Maintenance and debugging holds, sorry. I'm sure they have a bunch of experimental features floating in the trunk, so? And some third party gstreamer plugins that are wrapping yet other things? I do not want that in standard builds. Not because of ideological, but because there is more then enough blame flying around because Adobe can't get their shit together, yet more behind the scene crashes and what not? Stability matters.
You are thinking of JPEG2000, since JPEG doesn't have this stupid notion of profiles. There was some saber rattling with JPEG as well, but it never went anywhere.
I'm more worried about all browsers being able to play Theora, so I don't have to worry when I use video on my site.
Is that why YouTube encodes with shitty settings? I do believe they value CPU more then bandwith, otherwise they'd take advantage of the often cited superiority of H.264, instead of encoding at the same "horrible" quality that Theora provides.
That is not strictly true. It has one bitstream that all compatible decoders can understand. With H.264 you have to worry about profiles, and in practice that means that you might as well consider the baseline profile to be H.264 and forget about any advanced capabilities, interesting approach to a "standard".
They can't win, but hopefully they can?
That is an implementation detail (even if it has legal consequences), you still want them to do X instead of Y.
Yes, in the sense that you have the source code and modify it to your hearts content. No, in the sense that the developers might not spend their energy on creating, maintaining and debugging your pet feature.
Portability and ease of maintenance are technical reasons to use cross platform libraries, none of the cross platform browsers use OS provided codecs in Firefox uses libtheora, Chrome uses ffmpeg, Opera uses gstreamer, even Safari carries QT over to Windows. It's just that Firefox decided not to use a multi-backend library, probably because there it doesn't make much sense do so when you can only distribute (as in include with the browser) one backend that is suitable for internet video.
One could argue thats why we need wider support for Theora, DSP and GPU acceleration isn't handed down like the ten commandments, with a little extra manpower Theora could have both.

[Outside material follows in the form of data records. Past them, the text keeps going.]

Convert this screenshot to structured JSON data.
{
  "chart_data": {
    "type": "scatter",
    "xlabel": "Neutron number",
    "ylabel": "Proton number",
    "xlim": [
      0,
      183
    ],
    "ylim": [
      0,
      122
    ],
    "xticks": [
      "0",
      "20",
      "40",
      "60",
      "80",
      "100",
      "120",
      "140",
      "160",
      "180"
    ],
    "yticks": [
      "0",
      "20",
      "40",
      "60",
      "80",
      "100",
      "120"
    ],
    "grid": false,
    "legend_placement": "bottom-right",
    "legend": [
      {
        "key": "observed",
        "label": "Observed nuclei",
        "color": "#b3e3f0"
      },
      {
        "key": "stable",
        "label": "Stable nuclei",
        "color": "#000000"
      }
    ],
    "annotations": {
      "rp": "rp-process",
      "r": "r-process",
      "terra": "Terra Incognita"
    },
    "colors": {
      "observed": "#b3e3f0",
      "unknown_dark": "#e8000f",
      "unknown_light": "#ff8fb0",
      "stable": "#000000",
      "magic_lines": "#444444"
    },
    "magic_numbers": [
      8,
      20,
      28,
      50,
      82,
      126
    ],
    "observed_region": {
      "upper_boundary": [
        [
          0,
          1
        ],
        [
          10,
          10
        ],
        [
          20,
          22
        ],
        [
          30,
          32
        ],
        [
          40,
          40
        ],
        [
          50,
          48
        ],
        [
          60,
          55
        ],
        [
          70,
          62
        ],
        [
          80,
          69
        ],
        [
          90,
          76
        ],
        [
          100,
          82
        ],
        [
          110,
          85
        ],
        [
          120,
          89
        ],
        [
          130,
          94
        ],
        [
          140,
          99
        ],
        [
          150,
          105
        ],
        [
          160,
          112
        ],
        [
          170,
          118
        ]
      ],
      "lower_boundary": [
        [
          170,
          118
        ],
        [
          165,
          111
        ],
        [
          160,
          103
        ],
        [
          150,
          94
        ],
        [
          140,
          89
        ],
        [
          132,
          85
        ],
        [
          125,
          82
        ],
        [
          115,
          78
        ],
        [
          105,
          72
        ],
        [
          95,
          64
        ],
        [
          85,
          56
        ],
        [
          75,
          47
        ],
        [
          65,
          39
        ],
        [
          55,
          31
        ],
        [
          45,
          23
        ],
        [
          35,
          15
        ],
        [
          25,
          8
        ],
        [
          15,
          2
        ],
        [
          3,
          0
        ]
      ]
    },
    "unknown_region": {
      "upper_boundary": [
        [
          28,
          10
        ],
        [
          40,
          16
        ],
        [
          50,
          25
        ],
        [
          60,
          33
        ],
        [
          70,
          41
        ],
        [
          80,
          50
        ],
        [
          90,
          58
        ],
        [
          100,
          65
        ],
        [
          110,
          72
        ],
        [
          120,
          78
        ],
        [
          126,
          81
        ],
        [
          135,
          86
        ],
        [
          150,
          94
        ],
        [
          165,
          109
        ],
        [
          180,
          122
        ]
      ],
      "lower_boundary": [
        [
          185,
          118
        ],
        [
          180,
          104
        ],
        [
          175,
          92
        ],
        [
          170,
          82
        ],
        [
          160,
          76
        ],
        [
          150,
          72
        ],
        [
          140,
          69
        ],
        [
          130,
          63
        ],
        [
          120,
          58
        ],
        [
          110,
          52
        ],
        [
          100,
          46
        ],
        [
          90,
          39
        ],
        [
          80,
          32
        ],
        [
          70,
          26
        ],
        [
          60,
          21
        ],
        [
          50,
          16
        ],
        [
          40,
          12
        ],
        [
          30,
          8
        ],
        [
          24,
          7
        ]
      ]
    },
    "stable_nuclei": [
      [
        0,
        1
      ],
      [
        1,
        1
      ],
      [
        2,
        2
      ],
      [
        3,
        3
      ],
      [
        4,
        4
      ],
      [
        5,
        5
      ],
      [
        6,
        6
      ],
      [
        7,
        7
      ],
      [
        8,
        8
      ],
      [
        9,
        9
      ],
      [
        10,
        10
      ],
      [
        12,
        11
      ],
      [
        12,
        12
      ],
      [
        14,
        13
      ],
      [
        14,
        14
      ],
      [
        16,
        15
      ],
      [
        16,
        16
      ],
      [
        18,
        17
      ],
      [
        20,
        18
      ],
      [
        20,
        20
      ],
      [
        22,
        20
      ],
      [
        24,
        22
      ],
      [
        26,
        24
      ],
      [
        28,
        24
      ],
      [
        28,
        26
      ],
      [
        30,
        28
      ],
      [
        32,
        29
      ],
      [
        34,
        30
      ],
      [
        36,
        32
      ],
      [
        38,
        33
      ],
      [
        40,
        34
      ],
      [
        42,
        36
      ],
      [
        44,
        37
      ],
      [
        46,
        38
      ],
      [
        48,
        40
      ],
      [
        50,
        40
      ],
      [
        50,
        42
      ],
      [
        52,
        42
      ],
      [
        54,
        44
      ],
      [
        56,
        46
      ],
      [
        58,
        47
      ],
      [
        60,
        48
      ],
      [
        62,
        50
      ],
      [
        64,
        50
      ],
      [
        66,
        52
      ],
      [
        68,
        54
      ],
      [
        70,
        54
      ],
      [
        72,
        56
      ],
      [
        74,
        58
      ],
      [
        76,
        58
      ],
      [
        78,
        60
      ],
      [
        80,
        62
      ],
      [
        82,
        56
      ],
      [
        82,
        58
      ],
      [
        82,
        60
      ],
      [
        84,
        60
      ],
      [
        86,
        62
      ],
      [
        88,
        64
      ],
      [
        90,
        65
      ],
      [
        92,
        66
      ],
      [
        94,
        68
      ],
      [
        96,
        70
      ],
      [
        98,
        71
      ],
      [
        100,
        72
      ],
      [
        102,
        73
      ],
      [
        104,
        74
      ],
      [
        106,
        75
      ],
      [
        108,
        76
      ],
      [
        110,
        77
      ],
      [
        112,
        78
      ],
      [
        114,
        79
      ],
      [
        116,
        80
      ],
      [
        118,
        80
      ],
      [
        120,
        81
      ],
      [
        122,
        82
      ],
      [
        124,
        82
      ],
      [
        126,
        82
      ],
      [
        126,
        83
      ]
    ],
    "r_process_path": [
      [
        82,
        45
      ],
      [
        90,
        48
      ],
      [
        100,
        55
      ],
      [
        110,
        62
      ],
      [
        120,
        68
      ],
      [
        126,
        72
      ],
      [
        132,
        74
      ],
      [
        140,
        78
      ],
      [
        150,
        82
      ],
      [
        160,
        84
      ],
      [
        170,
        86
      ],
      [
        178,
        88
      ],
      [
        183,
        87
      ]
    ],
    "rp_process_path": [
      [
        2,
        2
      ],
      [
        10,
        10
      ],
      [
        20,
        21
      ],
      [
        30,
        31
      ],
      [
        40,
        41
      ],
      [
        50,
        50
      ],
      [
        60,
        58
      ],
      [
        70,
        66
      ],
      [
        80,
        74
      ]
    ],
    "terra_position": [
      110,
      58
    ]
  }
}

You must think you made a good argument... The reality is that the decoding doesn't happen in hardware, processor intensive parts of the decoding are accelerated in hardware, said operations are common across many codecs. Experimental hardware accelerated decoding for Theora has been done with existing hardware. It's not a roll-eyes-at problem, it's a manpower problem.
Bullshit, you are just talking out of your ass. The often cited technical inferiority of Theora has nothing to do with higher processing requirements, its the lower complexity that hinders the encoding quality. Theora is considerably lighter then H.264, where, even with hardware acceleration, you have to fuck with low complexity profiles.
So which devices have H.264 decoding done in dedicated chips as opposed to using DSPs for acceleration?
Fuck those eggs, we need chickens!
If there is one thing I'm not forgetting, it's the install base of XP.
Wrong and wrong. Safari uses QT, definitely not an OS facility on anything but OS X. Opera uses gstreamer, which might, or might not be part of a modern Linux distro, but is uncommon outside of free software circles.
In fact, if you are working cross platform, heavily using OS specific frameworks is not as sane as it might sound.
Now since H.264 is installed on EVERY Mac and modern Windows, only Firefox will be left out in the cold.
Firefox has a bigger install base then OS X, so all caps 'every' isn't that impressive. Modern Windows is still only part of Windows.
I fail to see how Microsoft and Apple pushing their single codec (yay patent royalties) is any better.
Well, if I had to use a fallback I'd use stats from my site, not what you feel is right or wrong. My sites stats, weirdly enough, indicate that almost everyone has Java and about 80% have flash, I don't know if that's Flash blockers or a problem with the stat tracker, but either way I'm less likely to believe Adobe's numbers after that.